Yesterday was a perfect example. While out running errands, I stopped at the bank to take care of some deposits. Cassandra, the young lady behind the counter, smiled brightly as she greeted me. She looked vaguely familiar. It’s rare that I actually go into the bank, instead of using the ATM or online banking. But standing there, she commented that we’d met before.
In addition to my full time job, I also teach business classes at the local college. Turns out that Cassandra was one of my former students from a class several years ago. We chatted for a few minutes. She updated me on her studies and her thoughts about continuing her education. Cassandra stated how much she enjoyed my class and that she’d learned a lot. It was nice to hear I’d had a positive impact on her life.

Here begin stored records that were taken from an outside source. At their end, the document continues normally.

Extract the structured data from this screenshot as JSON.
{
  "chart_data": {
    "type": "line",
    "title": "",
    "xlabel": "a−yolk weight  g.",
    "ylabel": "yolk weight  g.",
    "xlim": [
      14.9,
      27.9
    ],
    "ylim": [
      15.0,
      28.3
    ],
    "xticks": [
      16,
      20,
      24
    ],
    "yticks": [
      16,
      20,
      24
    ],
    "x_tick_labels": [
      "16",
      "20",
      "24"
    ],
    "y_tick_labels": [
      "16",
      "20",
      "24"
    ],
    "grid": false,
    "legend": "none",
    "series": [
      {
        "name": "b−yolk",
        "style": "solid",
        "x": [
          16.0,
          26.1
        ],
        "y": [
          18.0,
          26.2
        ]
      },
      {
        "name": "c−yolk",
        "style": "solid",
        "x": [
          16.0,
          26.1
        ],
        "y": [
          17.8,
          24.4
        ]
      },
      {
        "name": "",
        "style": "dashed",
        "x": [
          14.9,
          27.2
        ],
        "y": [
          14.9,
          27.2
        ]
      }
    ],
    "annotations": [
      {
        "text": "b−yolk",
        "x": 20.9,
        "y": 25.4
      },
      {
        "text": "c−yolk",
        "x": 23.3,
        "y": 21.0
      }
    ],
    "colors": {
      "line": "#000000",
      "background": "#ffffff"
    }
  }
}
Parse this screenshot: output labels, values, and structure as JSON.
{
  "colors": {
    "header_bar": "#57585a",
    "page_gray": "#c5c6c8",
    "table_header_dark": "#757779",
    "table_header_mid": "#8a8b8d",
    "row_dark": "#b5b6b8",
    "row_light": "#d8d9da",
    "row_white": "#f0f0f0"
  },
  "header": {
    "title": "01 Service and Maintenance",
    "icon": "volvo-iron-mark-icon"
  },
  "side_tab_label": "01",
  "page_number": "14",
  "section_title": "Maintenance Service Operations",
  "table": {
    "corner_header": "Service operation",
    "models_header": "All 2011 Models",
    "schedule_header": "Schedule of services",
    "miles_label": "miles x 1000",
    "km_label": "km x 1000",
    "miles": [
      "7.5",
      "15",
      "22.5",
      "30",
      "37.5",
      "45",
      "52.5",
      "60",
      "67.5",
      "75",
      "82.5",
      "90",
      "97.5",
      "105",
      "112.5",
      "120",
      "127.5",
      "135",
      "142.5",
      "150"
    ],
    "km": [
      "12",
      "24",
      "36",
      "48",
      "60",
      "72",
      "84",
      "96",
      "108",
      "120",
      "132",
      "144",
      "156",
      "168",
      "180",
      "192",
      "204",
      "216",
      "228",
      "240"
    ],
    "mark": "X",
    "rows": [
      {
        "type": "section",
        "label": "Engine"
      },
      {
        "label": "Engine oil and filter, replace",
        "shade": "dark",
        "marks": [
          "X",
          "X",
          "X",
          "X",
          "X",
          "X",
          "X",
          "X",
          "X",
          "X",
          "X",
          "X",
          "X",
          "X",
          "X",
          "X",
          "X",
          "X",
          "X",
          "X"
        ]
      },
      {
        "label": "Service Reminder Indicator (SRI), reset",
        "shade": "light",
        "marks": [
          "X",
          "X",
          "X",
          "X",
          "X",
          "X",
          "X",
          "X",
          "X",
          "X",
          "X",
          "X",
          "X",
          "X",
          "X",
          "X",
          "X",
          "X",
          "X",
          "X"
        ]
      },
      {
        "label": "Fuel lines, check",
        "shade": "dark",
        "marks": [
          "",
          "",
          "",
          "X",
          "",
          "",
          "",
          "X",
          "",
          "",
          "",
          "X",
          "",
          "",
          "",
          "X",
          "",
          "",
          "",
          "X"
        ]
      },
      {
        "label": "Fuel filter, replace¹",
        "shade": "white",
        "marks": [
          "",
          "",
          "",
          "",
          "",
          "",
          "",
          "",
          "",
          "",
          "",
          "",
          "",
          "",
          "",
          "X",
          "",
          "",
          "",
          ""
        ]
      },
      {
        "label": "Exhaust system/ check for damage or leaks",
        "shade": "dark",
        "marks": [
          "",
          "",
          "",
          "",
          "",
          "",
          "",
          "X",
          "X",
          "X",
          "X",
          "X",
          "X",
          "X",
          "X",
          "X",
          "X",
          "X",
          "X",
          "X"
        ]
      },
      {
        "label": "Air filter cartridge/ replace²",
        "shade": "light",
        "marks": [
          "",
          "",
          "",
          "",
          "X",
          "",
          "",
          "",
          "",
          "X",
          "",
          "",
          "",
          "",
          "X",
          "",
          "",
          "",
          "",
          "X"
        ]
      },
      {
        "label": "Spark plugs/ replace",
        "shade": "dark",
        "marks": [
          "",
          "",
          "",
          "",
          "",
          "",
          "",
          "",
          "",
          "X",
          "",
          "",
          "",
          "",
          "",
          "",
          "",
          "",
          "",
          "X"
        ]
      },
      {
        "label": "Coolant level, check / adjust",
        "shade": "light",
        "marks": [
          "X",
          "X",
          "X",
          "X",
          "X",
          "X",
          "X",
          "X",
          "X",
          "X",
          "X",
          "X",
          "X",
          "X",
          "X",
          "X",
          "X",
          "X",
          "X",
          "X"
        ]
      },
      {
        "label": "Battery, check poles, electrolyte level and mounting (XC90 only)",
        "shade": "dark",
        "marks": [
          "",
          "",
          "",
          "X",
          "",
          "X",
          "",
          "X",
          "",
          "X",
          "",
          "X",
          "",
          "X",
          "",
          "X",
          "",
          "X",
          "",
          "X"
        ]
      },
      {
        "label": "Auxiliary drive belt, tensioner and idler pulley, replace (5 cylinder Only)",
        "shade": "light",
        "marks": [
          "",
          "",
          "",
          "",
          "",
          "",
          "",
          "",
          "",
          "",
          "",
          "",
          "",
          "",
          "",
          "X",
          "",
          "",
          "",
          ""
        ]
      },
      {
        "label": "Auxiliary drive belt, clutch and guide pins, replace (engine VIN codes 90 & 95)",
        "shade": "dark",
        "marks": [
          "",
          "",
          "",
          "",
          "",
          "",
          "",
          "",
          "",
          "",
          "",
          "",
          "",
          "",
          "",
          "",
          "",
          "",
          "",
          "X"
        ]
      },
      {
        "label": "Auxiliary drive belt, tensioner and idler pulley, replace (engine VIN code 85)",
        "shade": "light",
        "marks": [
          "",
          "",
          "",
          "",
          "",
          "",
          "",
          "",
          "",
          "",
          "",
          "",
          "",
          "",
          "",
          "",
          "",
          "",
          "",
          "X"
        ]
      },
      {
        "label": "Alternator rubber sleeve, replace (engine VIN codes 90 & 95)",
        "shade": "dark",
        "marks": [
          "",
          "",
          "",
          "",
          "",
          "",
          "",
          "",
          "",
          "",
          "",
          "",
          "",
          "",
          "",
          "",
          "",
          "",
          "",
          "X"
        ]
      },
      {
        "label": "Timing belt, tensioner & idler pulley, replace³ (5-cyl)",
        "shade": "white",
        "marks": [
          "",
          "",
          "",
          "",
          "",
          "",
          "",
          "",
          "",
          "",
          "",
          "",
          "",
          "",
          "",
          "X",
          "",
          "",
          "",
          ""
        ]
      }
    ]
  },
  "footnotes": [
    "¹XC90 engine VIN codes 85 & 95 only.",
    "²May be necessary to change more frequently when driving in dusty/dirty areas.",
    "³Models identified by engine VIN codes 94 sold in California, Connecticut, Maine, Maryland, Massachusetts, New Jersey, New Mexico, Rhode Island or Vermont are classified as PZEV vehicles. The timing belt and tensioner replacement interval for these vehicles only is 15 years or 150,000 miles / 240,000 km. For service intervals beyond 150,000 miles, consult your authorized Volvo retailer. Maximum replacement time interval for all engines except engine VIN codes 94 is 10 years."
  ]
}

With my writing, I don’t plot everything out in advance with an outline. I just start with an idea and a character or two and never know where that might lead. Sometimes an interaction between a couple of characters can have minor action in the story. Other times, they can play a significant role in the outcome. Hey, it’s not up to me. The characters are the ones that make it happen.
Here’s an excerpt from “Vanishing Act” that illustrates the greater impact. In this scene, Jamie and Linda are struggling to escape the kidnapper when help arrives from an unexpected corner.
Our clothes were getting waterlogged. I didn’t know how much longer adrenaline would keep us going. I pressed my back to wall, knowing full well that when she stepped up, I might be submerged in the freezing water. That didn’t matter. I had to get her out.
I laced my fingers together. She leaned close and kissed my cheek. Then she whispered in my ear, “I will always love you, Jamie.”
“I will always love you. Now get your cute little ass out of this water so we can go home.”
She put her right foot into my hands. Together we counted to three. Linda reached up with her good arm for the top of the seawall as I lifted my arms with everything I had. As I expected, the force of her weight and the sodden clothes drove me under. Suddenly, it was as if she was light as a feather. Her weight was gone. Yet I was sinking deeper into the cold, dark water.
Strong hands grabbed the shoulders of my ski jacket and plucked me out of the water like a puppy from a washtub.
“You picked a hell of a time to go swimming, Jamie. This ain’t exactly beach bikini weather.”
I shook the water out of my eyes and looked at him. He was sprawled on the ground, his arms hanging out over the edge of the seawall, holding my upper body out of the water. It took a second before I recognized him.
“You gonna pull me in, Chene, or leave me dangling like a marlin?”
“I’ve got to get a better grip, Jamie. It’s nothing personal.” He slid one hand down to my armpit then the other one.
“You get me out of here, Chene and I’m going to kiss you.”
A flicker of a smile crossed his face. “Don’t think Malone would be too keen on that. Brace your feet on the wall. Then when I straighten up, just walk up.”
He must have thought I was one of the Flying Wallendas or part of a circus act. I did as he said and the next thing I knew I was on the ground. I lay there, relishing the feel of the frozen ground against my cheek. Turning my head, I saw a black Pontiac sedan in the driveway. It was running and all the lights were on. A door slammed and someone appeared above me.
“You keep this up, Jamie and you’ll start giving civilians the idea they don’t really need cops to protect them.”
I rolled over and sat up. Megan McDonald, the other detective I met recently with Chene, squatted beside me and wrapped a heavy wool blanket around my shoulders.